Amerindians on the other hand are "far eastern" even relative to Siberians. There could be a number of explanations for this, but I think it's interesting ADMIXTURE chose to represent them with Siberian3+NMPC+Siberian2. These don't correspond to actual admixture events (much like "Chinese Mexicans"). They could be partly due to much "Amerindian"-like admixture in North Europeans being allocated to the NMPC pole (since I didn't include an Amerindian pole and high NMPC populations all have residual "Amerindian"-like elements)-making it slightly more "Amerindian"-like than some other poles available.

This is pure speculation but it's as if ADMIXTURE, when forced to ignore some possible Amerindian exotic elements (due to having to pick exclusively from among pole populations without as much of them), is telling us that Amerindians are otherwise "more Western" than they seem to be in the PCA plots.
It was already strange that "Chinese Mexicans" had a smaller "Chinese" component than a Totonac one. Greater proximity between Chinese and Europeans in PCA plots would imply that a Chinese pole would tend to overestimate the Amerindian element not the reverse. East African overestimated the African component in African-Americans as predicted.

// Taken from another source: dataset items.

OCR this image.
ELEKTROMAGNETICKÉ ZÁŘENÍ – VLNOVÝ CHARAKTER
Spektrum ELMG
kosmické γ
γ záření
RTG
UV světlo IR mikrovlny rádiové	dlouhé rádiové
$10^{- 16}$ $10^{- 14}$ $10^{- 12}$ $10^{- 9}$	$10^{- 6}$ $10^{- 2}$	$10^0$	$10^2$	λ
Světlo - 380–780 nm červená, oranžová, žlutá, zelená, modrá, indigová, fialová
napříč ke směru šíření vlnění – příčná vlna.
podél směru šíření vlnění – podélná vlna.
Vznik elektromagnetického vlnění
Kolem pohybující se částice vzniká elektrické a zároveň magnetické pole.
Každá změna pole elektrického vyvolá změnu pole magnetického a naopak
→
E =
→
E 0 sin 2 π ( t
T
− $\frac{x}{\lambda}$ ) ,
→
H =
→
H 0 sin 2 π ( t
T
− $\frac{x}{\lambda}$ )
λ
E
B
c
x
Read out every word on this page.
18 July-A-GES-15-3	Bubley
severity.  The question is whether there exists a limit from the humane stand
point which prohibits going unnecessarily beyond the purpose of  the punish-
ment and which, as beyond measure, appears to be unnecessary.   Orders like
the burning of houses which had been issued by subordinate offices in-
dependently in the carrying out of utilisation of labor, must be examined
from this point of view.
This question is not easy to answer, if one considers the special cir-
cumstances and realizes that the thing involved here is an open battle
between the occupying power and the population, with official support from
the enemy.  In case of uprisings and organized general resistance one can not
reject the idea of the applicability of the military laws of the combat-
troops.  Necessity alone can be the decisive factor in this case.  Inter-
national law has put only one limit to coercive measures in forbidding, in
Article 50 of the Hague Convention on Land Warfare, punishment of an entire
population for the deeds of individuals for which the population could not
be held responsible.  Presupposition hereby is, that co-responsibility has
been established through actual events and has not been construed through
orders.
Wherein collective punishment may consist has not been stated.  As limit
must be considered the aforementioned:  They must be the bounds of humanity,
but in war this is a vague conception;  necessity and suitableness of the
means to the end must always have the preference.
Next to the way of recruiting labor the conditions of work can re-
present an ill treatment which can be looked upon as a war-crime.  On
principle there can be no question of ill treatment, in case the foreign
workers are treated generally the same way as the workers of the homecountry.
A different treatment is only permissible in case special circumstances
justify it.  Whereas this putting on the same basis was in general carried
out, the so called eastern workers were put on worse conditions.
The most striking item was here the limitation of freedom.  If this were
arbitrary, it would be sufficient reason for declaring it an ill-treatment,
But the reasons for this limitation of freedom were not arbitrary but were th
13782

So summarily: Totonac obviously don't have any real NMPC. Possibly neither much of the Siberian admixture they seem to have. ADMIXTURE component patterns simply "plot" the Totonac's position relative to the poles available while excluding elements not present in any of the respective aggregated components.
They have some affinity to NMPC only because they're denied their proper poles in this run. This is I think because NMPC has some slight affinity (having "absorbed" them in this run) to possible "Amerindian"-like variants in North Europeans. +Totonac being more "Western" than they seem as long as a few conjectural exotic small elements are forcefully ignored by the run set-up.

Here is the participant's spreadsheet. Full run spreadsheet.
You may also be interested in checking out an interesting 3D PCA model at Harappa.

1 comment:

  1. Briefly examining my results, it seems that the EMPC component largely corresponds with the Ancestral North Indian component, although it seems that a part of the Ancestral South Indian also seems to have been picked up as EMPC as the ASI is only marginally more related to East-Eurasian populations. Hence, given that the West Eurasian element in South Asians is largely derived from West Asia, the EMPC component being the dominant element is but natural. The Siberian2 component seems to be picking up the rest of the ASI, along with a bit of the Siberian3. I reckon that the Siberian2 component will be closer to the ASI and/or Onge component seen in other admixture runs. Diogenes mentions that the Siberian3 component peaks in far-eastern Siberians like the Chuckchis and the Koryaks. If we assume geographic proximity as the sole factor for closeness, the generic Siberian2 component should be closer to ASI than the far-eastern one as ASI is closer to SEA and East Asian populations in general. My Siberian3 score is consistent with the bits of East Asian I get on admixture runs all over the genome blogging projects. Incidentally, my N. Asian + Siberian + SEA score over at HAP was 3%. As for the NMPC, once again rather consistent with the 4 -5% Northern/North East European scores I usually get. In this regard however, TamilBrahmins2's scores seem especially elevated as compared to the other two Tamil Brahmins. The WMPC + NWAf might well be some sort of Neolithic signal from the Indus valley civilization?